Le gouvernement a publié, jeudi 29 janvier, au Journal officiel l'arrêté de gel des tarifs de péages. La raison ? Laisser aux parlementaires le temps d'examiner un projet d'accord négocié entre l'Etat et les concessionnaires. (Crédits : reuters.com)
Dans un avis posté par l'Association des sociétés françaises d'autoroutes (Asfa), seules les grandes concessions historiques sont concernées par le gel des tarifs depuis le 1er février.

Mauvaise nouvelle pour les automobilistes : tous les usagers ne verront pas le gel des tarifs autoroutiers décrété par le gouvernement.
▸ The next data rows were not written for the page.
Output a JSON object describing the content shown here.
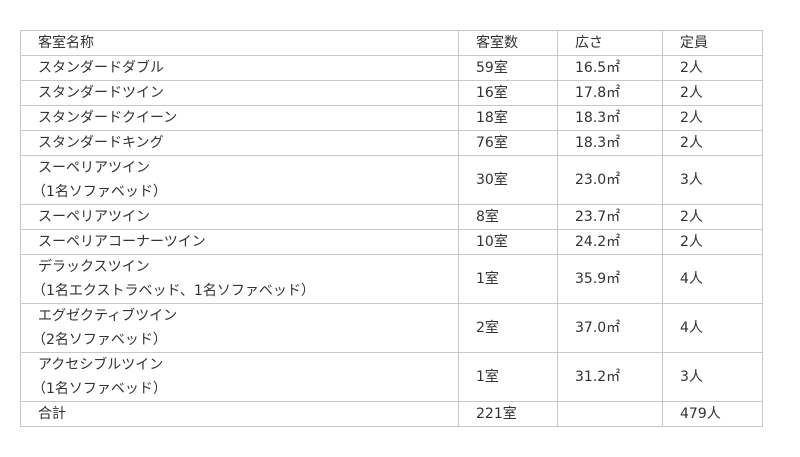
{
  "header": {
    "name": "客室名称",
    "rooms": "客室数",
    "area": "広さ",
    "capacity": "定員"
  },
  "rows": [
    {
      "name": "スタンダードダブル",
      "sub": "",
      "rooms": "59室",
      "area": "16.5㎡",
      "capacity": "2人"
    },
    {
      "name": "スタンダードツイン",
      "sub": "",
      "rooms": "16室",
      "area": "17.8㎡",
      "capacity": "2人"
    },
    {
      "name": "スタンダードクイーン",
      "sub": "",
      "rooms": "18室",
      "area": "18.3㎡",
      "capacity": "2人"
    },
    {
      "name": "スタンダードキング",
      "sub": "",
      "rooms": "76室",
      "area": "18.3㎡",
      "capacity": "2人"
    },
    {
      "name": "スーペリアツイン",
      "sub": "（1名ソファベッド）",
      "rooms": "30室",
      "area": "23.0㎡",
      "capacity": "3人"
    },
    {
      "name": "スーペリアツイン",
      "sub": "",
      "rooms": "8室",
      "area": "23.7㎡",
      "capacity": "2人"
    },
    {
      "name": "スーペリアコーナーツイン",
      "sub": "",
      "rooms": "10室",
      "area": "24.2㎡",
      "capacity": "2人"
    },
    {
      "name": "デラックスツイン",
      "sub": "（1名エクストラベッド、1名ソファベッド）",
      "rooms": "1室",
      "area": "35.9㎡",
      "capacity": "4人"
    },
    {
      "name": "エグゼクティブツイン",
      "sub": "（2名ソファベッド）",
      "rooms": "2室",
      "area": "37.0㎡",
      "capacity": "4人"
    },
    {
      "name": "アクセシブルツイン",
      "sub": "（1名ソファベッド）",
      "rooms": "1室",
      "area": "31.2㎡",
      "capacity": "3人"
    }
  ],
  "total": {
    "name": "合計",
    "rooms": "221室",
    "area": "",
    "capacity": "479人"
  }
}
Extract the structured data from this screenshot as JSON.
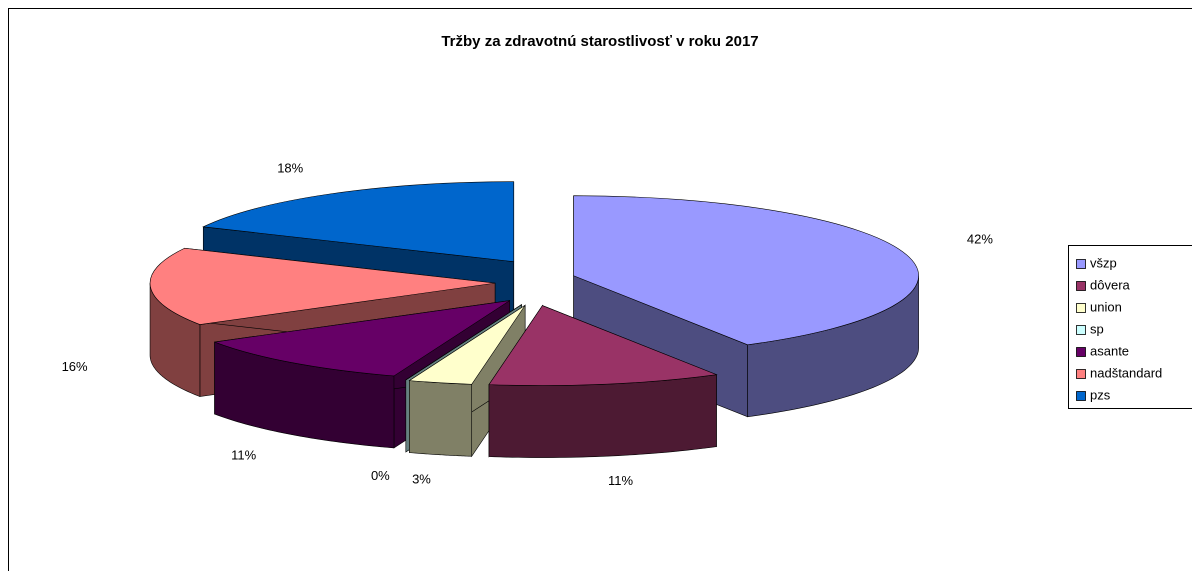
{
  "chart_data": {
    "type": "pie",
    "title": "Tržby za zdravotnú starostlivosť v roku 2017",
    "categories": [
      "všzp",
      "dôvera",
      "union",
      "sp",
      "asante",
      "nadštandard",
      "pzs"
    ],
    "values": [
      42,
      11,
      3,
      0,
      11,
      16,
      18
    ],
    "value_labels": [
      "42%",
      "11%",
      "3%",
      "0%",
      "11%",
      "16%",
      "18%"
    ],
    "colors": [
      "#9999ff",
      "#993366",
      "#ffffcc",
      "#ccffff",
      "#660066",
      "#ff8080",
      "#0066cc"
    ],
    "legend": "right"
  }
}
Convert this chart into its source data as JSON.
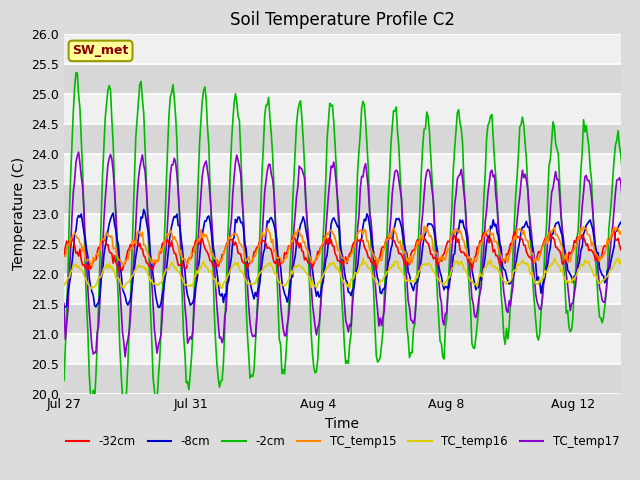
{
  "title": "Soil Temperature Profile C2",
  "xlabel": "Time",
  "ylabel": "Temperature (C)",
  "ylim": [
    20.0,
    26.0
  ],
  "yticks": [
    20.0,
    20.5,
    21.0,
    21.5,
    22.0,
    22.5,
    23.0,
    23.5,
    24.0,
    24.5,
    25.0,
    25.5,
    26.0
  ],
  "date_ticks": [
    "Jul 27",
    "Jul 31",
    "Aug 4",
    "Aug 8",
    "Aug 12"
  ],
  "date_tick_positions": [
    0,
    4,
    8,
    12,
    16
  ],
  "annotation_text": "SW_met",
  "annotation_color": "#8B0000",
  "annotation_bg": "#FFFF99",
  "annotation_border": "#999900",
  "fig_bg": "#DCDCDC",
  "plot_bg": "#DCDCDC",
  "grid_color": "white",
  "series": {
    "neg32cm": {
      "label": "-32cm",
      "color": "#FF0000",
      "lw": 1.2
    },
    "neg8cm": {
      "label": "-8cm",
      "color": "#0000CC",
      "lw": 1.2
    },
    "neg2cm": {
      "label": "-2cm",
      "color": "#00BB00",
      "lw": 1.2
    },
    "tc15": {
      "label": "TC_temp15",
      "color": "#FF8800",
      "lw": 1.2
    },
    "tc16": {
      "label": "TC_temp16",
      "color": "#DDCC00",
      "lw": 1.2
    },
    "tc17": {
      "label": "TC_temp17",
      "color": "#8800CC",
      "lw": 1.2
    }
  }
}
Les tarifs de certains péages ont finalement augmenté au 1er février en dépit de l'annonce du Premier ministre Manuel Valls. Résultat : seuls les réseaux de petite taille ou détenus par l'État ne sont pas concernés par le gel des tarifs, selon l'Association des sociétés françaises d'autoroutes (Asfa).

Le texte publié sur le site internet de l'Asfa annonce à cet effet :

 "Suite à l'arrêté du 27 janvier 2015, les tarifs de péages autoroutiers en vigueur au 31 janvier 2015 et appliqués sur les réseaux COFIROUTE, ESCOTA, APRR, AREA, SANEF, ASF, SAPN, sont maintenus en vigueur à compter du 1er février 2015. Seront modifiés à compter du 1er février 2015, les tarifs de péages autoroutiers pour les sociétés ADELAC, ALICORNE, ARCOUR, A'LIENOR, ALIS, ATLANDES, ATMB, CEVM, CCI du Havre, SFTRF."

Aucun commentaire n'a pu être obtenu dans l'immédiat auprès du ministère de l'Écologie, qui pilote avec le ministère de l'Économie les négociations sur les autoroutes.

Un recours devant le Conseil d'Etat

Par ailleurs, l'Asfa a prévenu la semaine dernière que les sept principales sociétés d'autoroutes, à savoir les filiales de Vinci, Eiffage et Abertis, déposeraient un recours devant le Conseil d'Etat contre le gel des tarifs sitôt l'arrêté publié. Une source proche des sociétés d'autoroutes a indiqué, lundi 2 février à Reuters, que cette action serait engagée dans la journée. Cette dernière affirme à ce sujet :

"Le gel est inacceptable et aura (...) des conséquences nuisibles sur les investissements internationaux en France."

De leur côté, les concessionnaires adresseront d'ici mardi 3 février un courrier au chef du gouvernement pour protester contre les conditions du gel.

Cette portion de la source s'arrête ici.